Quando existe um alto grau de especificidade o problema do comportamento oportunista tende a ser mais acentuado e leva ao surgimento do clássico problema de “hold

up”20. A presença da especificidade dos ativos resulta na observação de excedentes (quasi-

rents) ex post, os quais derivam do fato de que ativos são mais valiosos dentro da transação do que fora dela. Quando um contrato é renegociado, cada agente – dada a sua natureza oportunista – tenta extrair da outra parte o máximo que puder desse excedente ex post. A integração, portanto, é uma solução factível a ser implementada por uma parte, que tem o objetivo de mitigar o problema de hold up.

Grossman & Hart (1986) e Hart & More (1990) contribuem para a teoria dos contratos incompletos (teoria dos direitos de propriedade e teoria dos custos de transação), ilustrando o significado da integração (propriedade comum do ativo) e demonstrando porque problemas contratuais (custos de transação) existem na ausência de uma propriedade comum.

Uma das principais contribuições para a abordagem dos direitos de propriedade conduzidas por Grossman & Hart (1986) refere-se aos custos e benefícios da integração vertical. Como inferência da abordagem, os autores definem que as empresas constituem-se num arranjo de bens sob propriedade privada. Se existem, no mínimo, dois diferentes ativos que compõem os direitos de um único proprietário, estes estarão diante de uma única empresa, e os autores a definem como uma empresa integrada. No caso em que se observam

proprietários distintos, podemos dizer que as relações entre estes proprietários serão realizadas por meio dos mecanismos de mercado.

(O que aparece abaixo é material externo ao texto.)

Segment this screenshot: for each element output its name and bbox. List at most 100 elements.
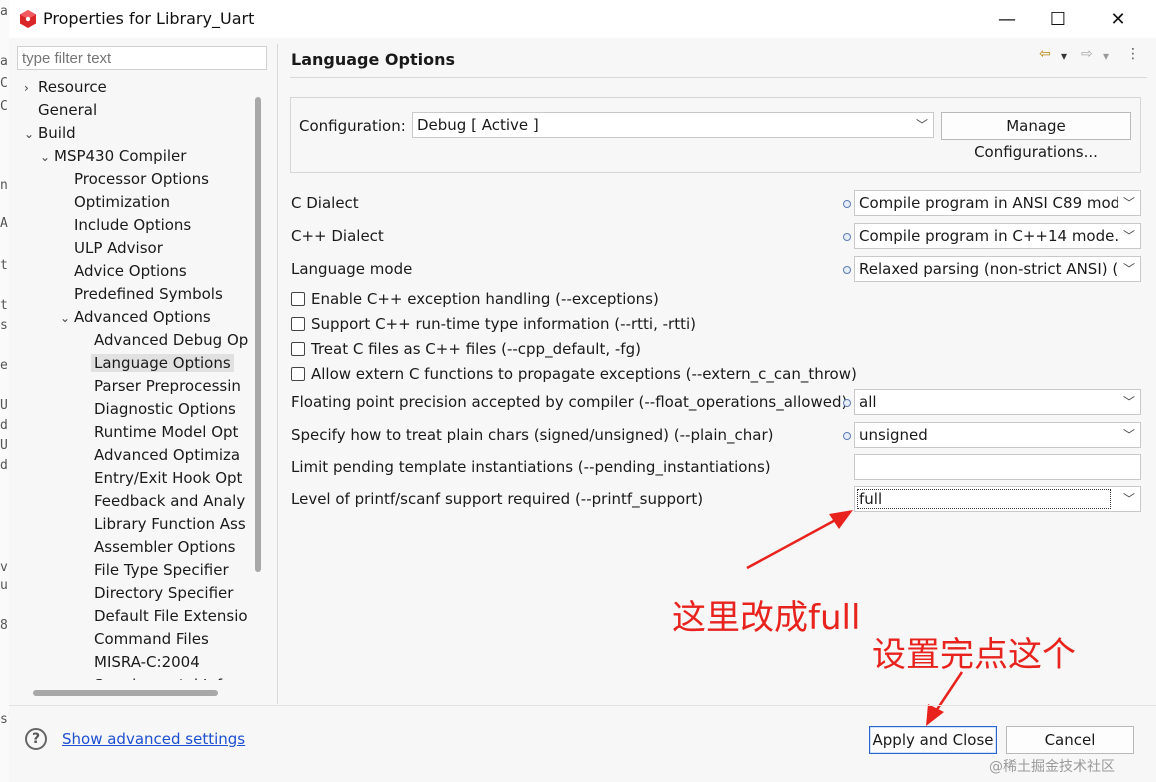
option-label: Limit pending template instantiations (-… bbox=[291, 458, 771, 476]
expand-toggle-icon[interactable]: ⌄ bbox=[24, 123, 38, 145]
tree-item[interactable]: ⌄ Build bbox=[24, 122, 76, 144]
checkbox-option[interactable]: Treat C files as C++ files (--cpp_defaul… bbox=[291, 338, 641, 360]
cancel-button[interactable]: Cancel bbox=[1006, 726, 1134, 754]
tree-item-label: General bbox=[38, 101, 98, 119]
tree-item-label: Library Function Ass bbox=[94, 515, 246, 533]
ccs-app-icon bbox=[20, 10, 36, 28]
properties-dialog: Properties for Library_Uart — ☐ ✕ ›Resou… bbox=[9, 0, 1156, 782]
info-icon bbox=[843, 233, 851, 241]
option-label: Specify how to treat plain chars (signed… bbox=[291, 426, 774, 444]
setting-select[interactable]: Compile program in ANSI C89 mode ﹀ bbox=[854, 190, 1141, 216]
tree-item[interactable]: ⌄ MSP430 Compiler bbox=[40, 145, 186, 167]
apply-and-close-button[interactable]: Apply and Close bbox=[869, 726, 997, 754]
forward-history-chevron-down-icon[interactable]: ▾ bbox=[1103, 49, 1109, 69]
info-icon bbox=[843, 200, 851, 208]
tree-item[interactable]: Language Options bbox=[80, 352, 234, 374]
tree-item-label: Supplemental Inform bbox=[94, 676, 252, 680]
option-select[interactable]: unsigned ﹀ bbox=[854, 422, 1141, 448]
property-page-tree: › Resource General ⌄ Build ⌄ MSP430 Compiler Pr… bbox=[9, 75, 257, 680]
maximize-button[interactable]: ☐ bbox=[1030, 0, 1086, 38]
tree-item[interactable]: Default File Extensio bbox=[80, 605, 248, 627]
setting-select[interactable]: Relaxed parsing (non-strict ANSI) (-- ﹀ bbox=[854, 256, 1141, 282]
option-select-value: all bbox=[859, 393, 877, 411]
tree-item[interactable]: File Type Specifier bbox=[80, 559, 229, 581]
tree-vertical-scrollbar[interactable] bbox=[255, 97, 261, 572]
setting-select[interactable]: Compile program in C++14 mode. ( ﹀ bbox=[854, 223, 1141, 249]
expand-toggle-icon[interactable]: ⌄ bbox=[60, 307, 74, 329]
tree-item-label: Advanced Optimiza bbox=[94, 446, 241, 464]
tree-item[interactable]: Supplemental Inform bbox=[80, 674, 252, 680]
forward-arrow-icon[interactable]: ⇨ bbox=[1081, 46, 1093, 66]
tree-item[interactable]: Processor Options bbox=[60, 168, 209, 190]
tree-item[interactable]: Assembler Options bbox=[80, 536, 235, 558]
tree-item[interactable]: Include Options bbox=[60, 214, 191, 236]
checkbox-option[interactable]: Support C++ run-time type information (-… bbox=[291, 313, 696, 335]
checkbox[interactable] bbox=[291, 317, 305, 331]
back-history-chevron-down-icon[interactable]: ▾ bbox=[1061, 49, 1067, 69]
tree-item[interactable]: Parser Preprocessin bbox=[80, 375, 241, 397]
minimize-icon: — bbox=[998, 8, 1016, 30]
configuration-select[interactable]: Debug [ Active ] ﹀ bbox=[412, 112, 934, 138]
pending-instantiations-field[interactable] bbox=[854, 454, 1141, 480]
option-select-value: unsigned bbox=[859, 426, 928, 444]
minimize-button[interactable]: — bbox=[979, 0, 1035, 38]
view-menu-icon[interactable]: ⋮ bbox=[1126, 46, 1140, 66]
tree-item[interactable]: ULP Advisor bbox=[60, 237, 163, 259]
checkbox-option[interactable]: Allow extern C functions to propagate ex… bbox=[291, 363, 857, 385]
tree-item[interactable]: Library Function Ass bbox=[80, 513, 246, 535]
manage-configurations-button[interactable]: Manage Configurations... bbox=[941, 112, 1131, 161]
option-select-value: full bbox=[855, 487, 1113, 511]
setting-label: C Dialect bbox=[291, 194, 359, 212]
close-window-button[interactable]: ✕ bbox=[1090, 0, 1146, 38]
back-arrow-icon[interactable]: ⇦ bbox=[1039, 46, 1051, 66]
checkbox[interactable] bbox=[291, 342, 305, 356]
tree-item[interactable]: Runtime Model Opt bbox=[80, 421, 238, 443]
tree-item[interactable]: Entry/Exit Hook Opt bbox=[80, 467, 242, 489]
setting-label: Language mode bbox=[291, 260, 413, 278]
expand-toggle-icon[interactable]: ⌄ bbox=[40, 146, 54, 168]
panel-splitter[interactable] bbox=[277, 44, 278, 704]
tree-item-label: Feedback and Analy bbox=[94, 492, 246, 510]
tree-item[interactable]: Feedback and Analy bbox=[80, 490, 245, 512]
annotation-arrow-to-printf bbox=[746, 510, 853, 570]
tree-item-label: Processor Options bbox=[74, 170, 209, 188]
show-advanced-settings-link[interactable]: Show advanced settings bbox=[62, 730, 245, 748]
tree-horizontal-scrollbar[interactable] bbox=[33, 690, 218, 696]
tree-item-label: Advanced Options bbox=[74, 308, 211, 326]
setting-select-value: Relaxed parsing (non-strict ANSI) (-- bbox=[859, 260, 1130, 278]
checkbox-option[interactable]: Enable C++ exception handling (--excepti… bbox=[291, 288, 659, 310]
expand-toggle-icon[interactable]: › bbox=[24, 77, 38, 99]
tree-item[interactable]: Optimization bbox=[60, 191, 170, 213]
tree-item[interactable]: Advice Options bbox=[60, 260, 187, 282]
help-icon[interactable]: ? bbox=[25, 728, 47, 750]
tree-item-label: MISRA-C:2004 bbox=[94, 653, 200, 671]
page-title: Language Options bbox=[291, 50, 455, 69]
tree-item[interactable]: MISRA-C:2004 bbox=[80, 651, 200, 673]
chevron-down-icon: ﹀ bbox=[1118, 487, 1140, 511]
tree-item[interactable]: › Resource bbox=[24, 76, 107, 98]
tree-item-label: Assembler Options bbox=[94, 538, 236, 556]
tree-item[interactable]: Advanced Debug Op bbox=[80, 329, 248, 351]
tree-item[interactable]: Directory Specifier bbox=[80, 582, 233, 604]
tree-item[interactable]: Command Files bbox=[80, 628, 209, 650]
tree-item-label: Diagnostic Options bbox=[94, 400, 236, 418]
checkbox[interactable] bbox=[291, 292, 305, 306]
tree-item[interactable]: Predefined Symbols bbox=[60, 283, 223, 305]
setting-select-value: Compile program in C++14 mode. ( bbox=[859, 227, 1130, 245]
tree-item-label: Optimization bbox=[74, 193, 170, 211]
checkbox-label: Support C++ run-time type information (-… bbox=[311, 315, 696, 333]
tree-item-label: Predefined Symbols bbox=[74, 285, 223, 303]
background-editor-glyph: t bbox=[0, 298, 8, 313]
checkbox[interactable] bbox=[291, 367, 305, 381]
tree-item[interactable]: ⌄ Advanced Options bbox=[60, 306, 211, 328]
checkbox-label: Enable C++ exception handling (--excepti… bbox=[311, 290, 659, 308]
tree-item[interactable]: Advanced Optimiza bbox=[80, 444, 240, 466]
background-editor-glyph: t bbox=[0, 258, 8, 273]
tree-item[interactable]: General bbox=[24, 99, 97, 121]
tree-item[interactable]: Diagnostic Options bbox=[80, 398, 236, 420]
filter-input[interactable] bbox=[17, 46, 267, 70]
background-editor-glyph: n bbox=[0, 178, 8, 193]
option-label: Level of printf/scanf support required (… bbox=[291, 490, 704, 508]
option-select[interactable]: full ﹀ bbox=[854, 486, 1141, 512]
option-select[interactable]: all ﹀ bbox=[854, 389, 1141, 415]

As decisões sobre a propriedade de ativos e, portanto, os limites das firmas, são importantes no contexto da relação de barganha entre os agentes econômicos quando relacionamentos duradouros estão em pauta e estes são ratificados pela formalização de contratos de longo prazo.

Grossman & Hart (1986) e Hart & Moore (1990) definiram a empresa como um conjunto de direitos de propriedades, focalizando o papel dos ativos físicos numa relação contratual. Esta abordagem distingue a propriedade em termos de direitos residuais e direitos de controle dos ativos.

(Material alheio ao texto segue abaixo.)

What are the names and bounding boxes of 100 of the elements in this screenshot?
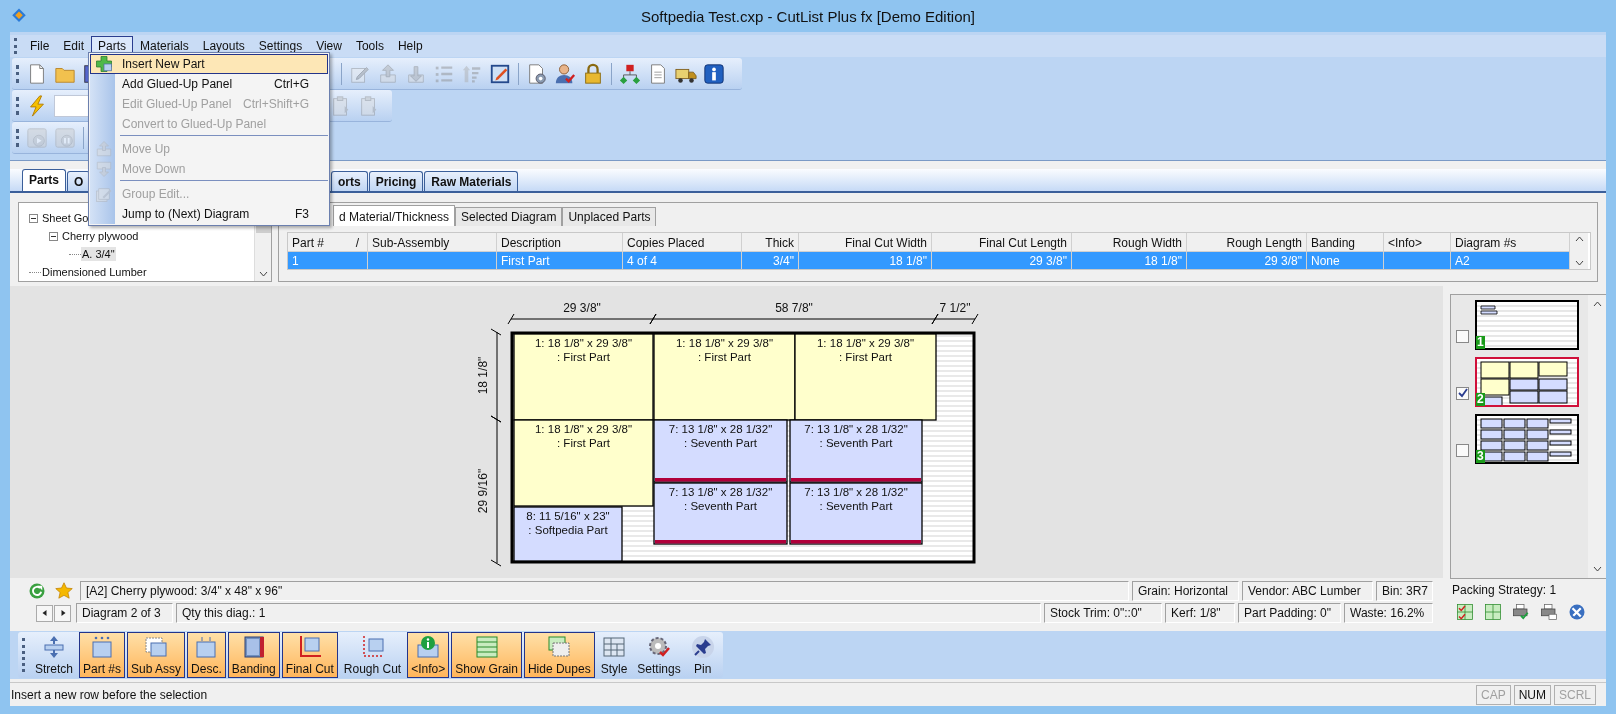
toolbar-button[interactable]: Banding: [227, 632, 280, 678]
scroll-down-icon[interactable]: [258, 271, 268, 277]
toolbar-button[interactable]: Show Grain: [451, 632, 522, 678]
part-block[interactable]: 1: 18 1/8" x 29 3/8" : First Part: [513, 419, 654, 507]
toolbar-button[interactable]: Hide Dupes: [523, 632, 595, 678]
toolbar-button[interactable]: Pin: [686, 632, 719, 678]
grain-field: Grain: Horizontal: [1132, 581, 1239, 601]
dimension-label: 29 9/16": [476, 468, 490, 514]
scroll-down-icon[interactable]: [1574, 260, 1584, 266]
part-block[interactable]: 7: 13 1/8" x 28 1/32" : Seventh Part: [789, 482, 923, 545]
tree-item[interactable]: Cherry plywood: [61, 229, 140, 243]
scroll-up-icon[interactable]: [1574, 236, 1584, 242]
tab[interactable]: Parts: [22, 169, 67, 191]
tab[interactable]: Raw Materials: [424, 171, 519, 191]
column-header[interactable]: Part #: [292, 236, 324, 251]
grid-icon[interactable]: [1484, 603, 1502, 621]
resize-arrows-icon: [42, 635, 66, 659]
column-header[interactable]: Sub-Assembly: [368, 233, 497, 252]
refresh-icon[interactable]: [28, 582, 46, 600]
column-header[interactable]: <Info>: [1384, 233, 1451, 252]
toolbar-button[interactable]: <Info>: [407, 632, 450, 678]
next-button[interactable]: [54, 604, 71, 622]
checkbox[interactable]: [1456, 443, 1469, 457]
scrollbar[interactable]: [1570, 233, 1588, 269]
layout-thumbnail[interactable]: 2: [1475, 357, 1579, 407]
layout-thumbnail[interactable]: 1: [1475, 300, 1579, 350]
checkbox[interactable]: [1456, 386, 1469, 400]
menu-item[interactable]: Edit: [56, 36, 92, 56]
tab[interactable]: O: [67, 171, 91, 191]
toolbar-button[interactable]: Rough Cut: [339, 632, 406, 678]
toolbar-button[interactable]: Style: [596, 632, 632, 678]
part-block[interactable]: 7: 13 1/8" x 28 1/32" : Seventh Part: [789, 419, 923, 483]
toolbar-button[interactable]: Part #s: [79, 632, 126, 678]
toolbar-button[interactable]: Final Cut: [281, 632, 338, 678]
check-grid-icon[interactable]: [1456, 603, 1474, 621]
star-icon[interactable]: [55, 582, 73, 600]
scrollbar[interactable]: [1588, 295, 1606, 578]
column-header[interactable]: Rough Width: [1072, 233, 1187, 252]
previous-button[interactable]: [36, 604, 53, 622]
info-icon[interactable]: [703, 62, 725, 85]
tab[interactable]: d Material/Thickness: [333, 205, 456, 226]
tab[interactable]: orts: [331, 171, 368, 191]
column-header[interactable]: Final Cut Length: [932, 233, 1072, 252]
part-block[interactable]: 7: 13 1/8" x 28 1/32" : Seventh Part: [653, 419, 788, 483]
collapse-icon[interactable]: [29, 213, 38, 223]
hierarchy-icon[interactable]: [619, 62, 641, 85]
column-header[interactable]: Banding: [1307, 233, 1384, 252]
part-block[interactable]: 8: 11 5/16" x 23" : Softpedia Part: [513, 506, 623, 562]
checkbox[interactable]: [1456, 329, 1469, 343]
part-block[interactable]: 1: 18 1/8" x 29 3/8" : First Part: [794, 333, 937, 421]
menu-item[interactable]: View: [309, 36, 349, 56]
column-header[interactable]: Diagram #s: [1451, 233, 1570, 252]
part-block[interactable]: 1: 18 1/8" x 29 3/8" : First Part: [513, 333, 654, 421]
table-cell: 4 of 4: [623, 252, 742, 269]
edit-icon[interactable]: [489, 62, 511, 85]
menu-item[interactable]: Jump to (Next) Diagram F3: [90, 204, 328, 224]
column-header[interactable]: Description: [497, 233, 623, 252]
part-padding-field: Part Padding: 0": [1238, 603, 1341, 623]
column-header[interactable]: Final Cut Width: [799, 233, 932, 252]
column-header[interactable]: Thick: [742, 233, 799, 252]
scroll-down-icon[interactable]: [1592, 566, 1602, 572]
part-block[interactable]: 7: 13 1/8" x 28 1/32" : Seventh Part: [653, 482, 788, 545]
menu-item[interactable]: File: [23, 36, 57, 56]
menu-item[interactable]: Materials: [133, 36, 196, 56]
toolbar-button[interactable]: Stretch: [31, 632, 77, 678]
toolbar-button[interactable]: Settings: [633, 632, 685, 678]
cut-corner-icon: [297, 635, 322, 659]
stock-description: [A2] Cherry plywood: 3/4" x 48" x 96": [80, 581, 1129, 601]
move-up-icon: [94, 140, 113, 158]
layout-thumbnail[interactable]: 3: [1475, 414, 1579, 464]
pushpin-icon: [690, 635, 715, 659]
printer-icon[interactable]: [1540, 603, 1558, 621]
tab[interactable]: Pricing: [368, 171, 424, 191]
menu-item[interactable]: Help: [390, 36, 430, 56]
column-header[interactable]: Rough Length: [1187, 233, 1307, 252]
tree-item[interactable]: Sheet Go: [41, 211, 90, 225]
user-check-icon[interactable]: [554, 62, 576, 85]
scroll-up-icon[interactable]: [1592, 301, 1602, 307]
tab[interactable]: Selected Diagram: [455, 207, 563, 226]
document-gear-icon[interactable]: [526, 62, 548, 85]
part-block[interactable]: 1: 18 1/8" x 29 3/8" : First Part: [653, 333, 796, 421]
toolbar-button[interactable]: Sub Assy: [127, 632, 186, 678]
tree-item[interactable]: A. 3/4": [81, 247, 116, 261]
menu-item[interactable]: Add Glued-Up Panel Ctrl+G: [90, 74, 328, 94]
menu-item[interactable]: Tools: [348, 36, 391, 56]
column-header[interactable]: Copies Placed: [623, 233, 742, 252]
table-cell: None: [1307, 252, 1384, 269]
vendor-field: Vendor: ABC Lumber: [1242, 581, 1373, 601]
toolbar-button[interactable]: Desc.: [187, 632, 226, 678]
diagram-number: 3: [1476, 450, 1485, 463]
table-cell: 29 3/8": [932, 252, 1072, 269]
tab[interactable]: Unplaced Parts: [562, 207, 657, 226]
printer-check-icon[interactable]: [1512, 603, 1530, 621]
menu-item[interactable]: Layouts: [195, 36, 252, 56]
menu-item[interactable]: Insert New Part: [90, 54, 328, 74]
collapse-icon[interactable]: [49, 231, 58, 241]
tree-item[interactable]: Dimensioned Lumber: [41, 265, 148, 279]
bin-field: Bin: 3R7: [1376, 581, 1433, 601]
menu-item[interactable]: Settings: [251, 36, 310, 56]
lock-icon[interactable]: [582, 62, 604, 85]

Nesse sentido, os autores citados desenvolveram uma teoria em que o poder está diretamente relacionado com a propriedade de ativos físicos. O poder é exercido diretamente pelos proprietários dos ativos, em que a autoridade se consolida por meio dos incentivos e da manutenção dos investimentos que são específicos à empresa. Para os autores, esses investimentos revelam-se exclusivos e relevantes somente para a própria empresa, e o seu valor de transação no mercado é praticamente nulo. Em suma, a autoridade advém da posse dos fatores de produção e ela se torna mais importante quanto mais frequentes forem as situações imprevisíveis que necessitam ser arbitradas internamente à empresa.

No entanto, Grossman & Hart (1986) argumentam que não é factível assumir que todos os conflitos envolvidos em uma relação contratual entre duas empresas não integradas serão solucionados após a integração delas. Os autores salientam que é possível observar comportamentos oportunistas dos agentes endogenamente às empresas, e concluem que não se pode afirmar que a integração irá alterar a especificidade dos ativos.

Dessa forma, o modelo de Grossman & Hart (1986) enfatiza que as falhas de mercado, oriundas de contratos incompletos, podem impedir que uma parte obtenha o retorno ex post necessário para compensar o seu investimento realizado ex ante. A integração pode ser favorável na medida em que uma decisão de investimento de uma empresa é particularmente importante em relação à outra empresa, ao passo que a separação é desejável quando as decisões de investimento são irrelevantes.